UC-Berkeley's Hassan Astaneh doesn't cliam to know what caused the collapse of the bridge, and does not want to fault MnDOT for its failure. But he says from what observers know about the bridge, there were other warning signs.
At the time of the collapse, 18 construction workers from PCI were on the bridge. The National Transportation Safety Board is looking at the heavy equipment, including front-end loaders, the crew placed on the bridge. It's also asking about the weight, quantities of rock and other materials that sat on the bridge.
MnDOT spokesman Bob McFarlin said on that Wednesday, the crew was half finished with its job. It included resurfacing a few inches of the deck in some areas.
"In some areas of the bridge there was a complete concrete replacement, which means taking out the entire nine inches and replacing it with nine inches. And that was in eight spots along the bridge," said McFarlin.

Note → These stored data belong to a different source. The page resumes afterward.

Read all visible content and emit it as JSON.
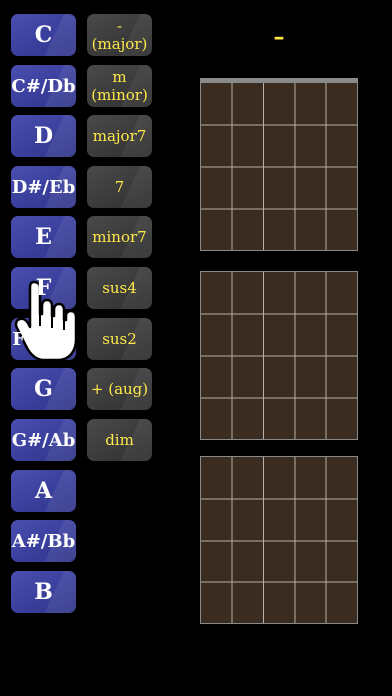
{
  "notes": [
    "C",
    "C#/Db",
    "D",
    "D#/Eb",
    "E",
    "F",
    "F#/Gb",
    "G",
    "G#/Ab",
    "A",
    "A#/Bb",
    "B"
  ],
  "qualities": [
    "- (major)",
    "m\n(minor)",
    "major7",
    "7",
    "minor7",
    "sus4",
    "sus2",
    "+ (aug)",
    "dim"
  ],
  "chord_display": "–",
  "icons": {
    "pointer": "hand-pointer-icon"
  },
  "colors": {
    "note_button": "#3e43a4",
    "quality_button": "#3c3c3c",
    "quality_text": "#ffe94a",
    "fretboard": "#3a2c20"
  }
}
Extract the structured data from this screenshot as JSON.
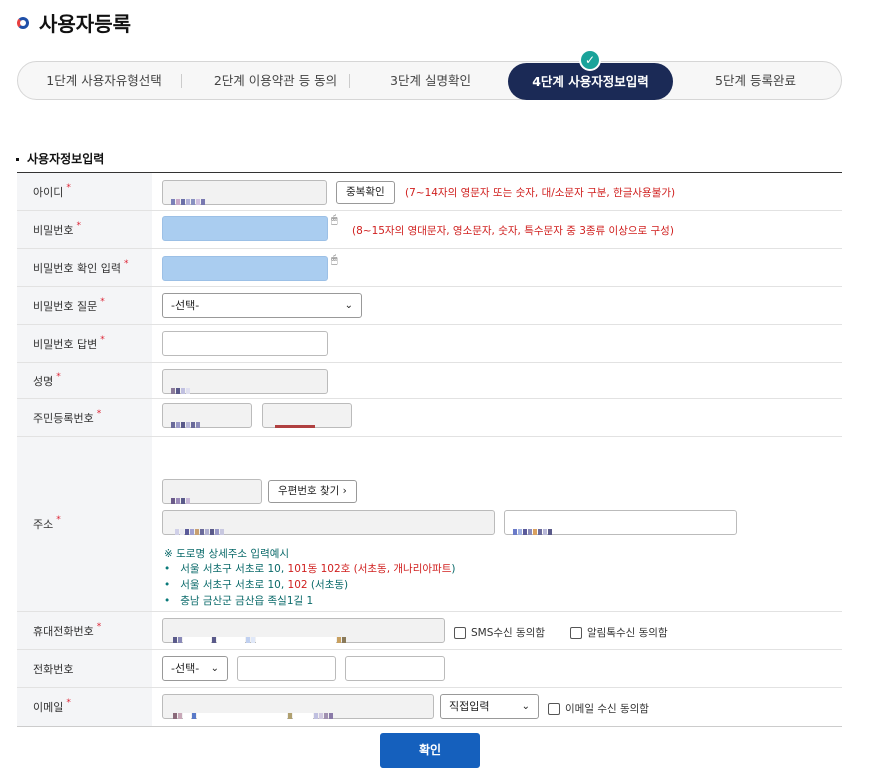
{
  "page": {
    "title": "사용자등록"
  },
  "steps": [
    {
      "label": "1단계 사용자유형선택"
    },
    {
      "label": "2단계 이용약관 등 동의"
    },
    {
      "label": "3단계 실명확인"
    },
    {
      "label": "4단계 사용자정보입력",
      "active": true
    },
    {
      "label": "5단계 등록완료"
    }
  ],
  "section": {
    "title": "사용자정보입력"
  },
  "fields": {
    "id": {
      "label": "아이디",
      "check_button": "중복확인",
      "note": "(7~14자의 영문자 또는 숫자, 대/소문자 구분, 한글사용불가)"
    },
    "password": {
      "label": "비밀번호",
      "note": "(8~15자의 영대문자, 영소문자, 숫자, 특수문자 중 3종류 이상으로 구성)"
    },
    "password_confirm": {
      "label": "비밀번호 확인 입력"
    },
    "pw_question": {
      "label": "비밀번호 질문",
      "selected": "-선택-"
    },
    "pw_answer": {
      "label": "비밀번호 답변"
    },
    "name": {
      "label": "성명"
    },
    "rrn": {
      "label": "주민등록번호"
    },
    "address": {
      "label": "주소",
      "zip_button": "우편번호 찾기 ›",
      "guide_title": "※ 도로명 상세주소 입력예시",
      "guide_1a": "서울 서초구 서초로 10, ",
      "guide_1b": "101",
      "guide_1c": "동 ",
      "guide_1d": "102",
      "guide_1e": "호 (서초동, ",
      "guide_1f": "개나리아파트",
      "guide_1g": ")",
      "guide_2a": "서울 서초구 서초로 10, ",
      "guide_2b": "102",
      "guide_2c": " (서초동)",
      "guide_3": "충남 금산군 금산읍 족실1길 1"
    },
    "mobile": {
      "label": "휴대전화번호",
      "sms_consent": "SMS수신 동의함",
      "kakao_consent": "알림톡수신 동의함"
    },
    "phone": {
      "label": "전화번호",
      "selected": "-선택-"
    },
    "email": {
      "label": "이메일",
      "domain_select": "직접입력",
      "email_consent": "이메일 수신 동의함"
    }
  },
  "buttons": {
    "confirm": "확인"
  },
  "colors": {
    "primary": "#1560bd",
    "step_active": "#1b2a56",
    "check_badge": "#1aa39a",
    "required": "#dd2233"
  }
}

Ripping off portions of the entire deck, professor Astaneh says, is playing with its structure. He says as a bridge weakens, the deck picks up some of the slack. It starts supporting the weight of the traffic and the bridge itself.
If a slab was removed over a fatigue crack or near an unnoticed crack, that could destabilize the bridge's delicate weight balance.
"That's not good news. That's another little storm coming in," said Astaneh. "So they're going to compound, and you're going to have all these little effects, which by themselves might not be critical to collapse the bridge."
Those little storms, as he calls them, include the heavy traffic of industrial trucks and daily commuters, the additional lanes that may have changed the balance of stress on the bridge, the fatigue cracks that were difficult to see, and the lack of structural redundancy. The bridge also faced environmental problems from water, ice and salt.